President Donald Trump said yesterday the US Navy would start blockading the Strait of Hormuz, raising the stakes after marathon talks with Iran failed to reach a deal to end the war, jeopardising a fragile two-week ceasefire.
The US Central Command said US forces would begin implementing the blockade of all maritime traffic entering and exiting Iranian ports at 10am ET (1400 GMT) today.
It would be ‘enforced impartially against vessels of all nations entering or departing Iranian ports and coastal areas, including all Iranian ports on the Arabian Gulf and Gulf of Oman’, a CENTCOM statement on X said.
US forces would not impede freedom of navigation for vessels transiting the Strait of Hormuz to and from non-Iranian ports, and additional information would be provided to commercial mariners through a formal notice prior to the start of the blockade, it said.
Trump also said in a post on Truth Social that the US would take action against every vessel in international waters that had paid a toll to Iran, and begin destroying mines that he said the Iranians had dropped in the strait, a choke point for about 20 per cent of global energy supplies that Iran has blocked.
“No one who pays an illegal toll will have safe passage on the high seas,” Trump wrote, adding: “Any Iranian who fires at us, or at peaceful vessels, will be BLOWN TO HELL!”
Iran’s Parliamentary Speaker Mohammad Baqer Qalibaf, who led his country’s delegation to the talks along with Foreign Minister Abbas Araqchi, said Trump’s new threats would have no effect on Iran.

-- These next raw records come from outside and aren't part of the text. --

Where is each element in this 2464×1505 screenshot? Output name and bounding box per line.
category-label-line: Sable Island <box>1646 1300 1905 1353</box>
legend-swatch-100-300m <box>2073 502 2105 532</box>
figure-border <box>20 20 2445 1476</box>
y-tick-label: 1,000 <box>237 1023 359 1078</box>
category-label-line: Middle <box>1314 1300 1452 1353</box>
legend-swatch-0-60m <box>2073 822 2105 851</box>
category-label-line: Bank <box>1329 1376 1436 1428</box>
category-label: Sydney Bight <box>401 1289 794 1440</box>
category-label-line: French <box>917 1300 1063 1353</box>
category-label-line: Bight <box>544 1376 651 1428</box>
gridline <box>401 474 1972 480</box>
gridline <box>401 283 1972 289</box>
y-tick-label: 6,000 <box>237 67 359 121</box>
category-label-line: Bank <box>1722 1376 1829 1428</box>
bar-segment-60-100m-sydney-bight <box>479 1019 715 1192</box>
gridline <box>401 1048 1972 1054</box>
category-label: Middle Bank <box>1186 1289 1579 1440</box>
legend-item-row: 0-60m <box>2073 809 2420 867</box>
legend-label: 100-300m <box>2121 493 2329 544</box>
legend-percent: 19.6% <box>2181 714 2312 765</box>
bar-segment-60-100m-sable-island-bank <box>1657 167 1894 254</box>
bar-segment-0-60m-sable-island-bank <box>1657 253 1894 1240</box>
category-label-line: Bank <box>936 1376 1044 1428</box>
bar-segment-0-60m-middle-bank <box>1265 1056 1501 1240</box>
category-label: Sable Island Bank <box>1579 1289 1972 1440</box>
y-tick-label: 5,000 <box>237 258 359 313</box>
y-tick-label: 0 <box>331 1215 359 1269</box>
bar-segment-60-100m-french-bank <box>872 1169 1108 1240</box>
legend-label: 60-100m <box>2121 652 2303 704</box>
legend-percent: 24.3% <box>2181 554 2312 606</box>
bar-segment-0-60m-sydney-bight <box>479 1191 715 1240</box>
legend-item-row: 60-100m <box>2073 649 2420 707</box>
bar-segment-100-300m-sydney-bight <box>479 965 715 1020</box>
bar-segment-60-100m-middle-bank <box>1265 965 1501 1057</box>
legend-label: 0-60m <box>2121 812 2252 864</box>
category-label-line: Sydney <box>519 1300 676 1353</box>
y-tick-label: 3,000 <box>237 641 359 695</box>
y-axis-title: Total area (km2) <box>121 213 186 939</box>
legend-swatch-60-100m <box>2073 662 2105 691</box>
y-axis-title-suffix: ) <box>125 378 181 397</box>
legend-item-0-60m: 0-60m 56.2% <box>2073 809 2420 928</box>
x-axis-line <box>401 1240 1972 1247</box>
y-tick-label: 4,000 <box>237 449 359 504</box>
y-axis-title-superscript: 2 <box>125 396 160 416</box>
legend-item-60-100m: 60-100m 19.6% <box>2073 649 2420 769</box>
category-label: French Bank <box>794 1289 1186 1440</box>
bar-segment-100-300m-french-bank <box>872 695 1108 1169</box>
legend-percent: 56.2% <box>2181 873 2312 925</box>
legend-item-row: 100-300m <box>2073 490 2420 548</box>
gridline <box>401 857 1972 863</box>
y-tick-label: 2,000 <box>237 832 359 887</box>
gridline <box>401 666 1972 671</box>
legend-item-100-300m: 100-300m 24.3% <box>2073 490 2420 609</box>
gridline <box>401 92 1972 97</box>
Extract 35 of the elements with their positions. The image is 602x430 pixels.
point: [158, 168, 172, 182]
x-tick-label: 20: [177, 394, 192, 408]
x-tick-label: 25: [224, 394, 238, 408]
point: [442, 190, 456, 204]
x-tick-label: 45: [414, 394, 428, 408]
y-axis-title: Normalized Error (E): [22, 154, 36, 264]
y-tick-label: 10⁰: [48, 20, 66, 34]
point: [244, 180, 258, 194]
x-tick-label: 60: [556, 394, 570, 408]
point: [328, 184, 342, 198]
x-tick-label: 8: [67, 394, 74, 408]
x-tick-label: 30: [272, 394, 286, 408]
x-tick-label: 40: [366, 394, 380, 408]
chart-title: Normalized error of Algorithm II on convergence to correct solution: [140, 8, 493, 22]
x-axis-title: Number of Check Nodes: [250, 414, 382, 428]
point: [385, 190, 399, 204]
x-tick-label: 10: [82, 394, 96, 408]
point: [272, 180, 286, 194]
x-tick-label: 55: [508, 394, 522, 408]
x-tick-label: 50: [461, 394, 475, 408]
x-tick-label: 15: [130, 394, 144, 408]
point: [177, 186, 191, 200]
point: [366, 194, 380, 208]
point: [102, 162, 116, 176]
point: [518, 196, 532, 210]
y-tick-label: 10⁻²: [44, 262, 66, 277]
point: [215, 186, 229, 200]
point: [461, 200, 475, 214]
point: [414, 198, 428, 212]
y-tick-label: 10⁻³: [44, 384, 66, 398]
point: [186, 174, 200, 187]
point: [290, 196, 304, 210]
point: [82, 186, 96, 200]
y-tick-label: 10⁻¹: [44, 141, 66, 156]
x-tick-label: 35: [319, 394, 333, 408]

“If you fight, we will fight, and if you come forward with logic, we will deal with logic,” he said, in comments carried by state media.
Six weeks of fighting has killed thousands, roiled the global economy and sent oil prices soaring as Iran prevented traffic through the strait.
Trump said yesterday that the price of oil and gas may remain high through November’s midterm elections, a rare acknowledgement of the potential political fallout from the war.
The dollar jumped against other major currencies yesterday, as investors sought the relative safety of the currency after the talks failed to yield a deal, plunging markets into a seventh week of uncertainty.
The weekend talks in Islamabad, which followed the announcement of a ceasefire last Tuesday, were the first direct US-Iranian meeting in more than a decade and the highest-level discussions since the 1979 Islamic Revolution.
“The bad news is that we have not reached an agreement, and I think that’s bad news for Iran much more than it’s bad news for the United States of America,” Vice President JD Vance, who headed the US delegation, said afterwards.
In an interview with Fox News after his post about the strait, Trump nevertheless said he believed Iran would continue to negotiate and called the discussions “very friendly”.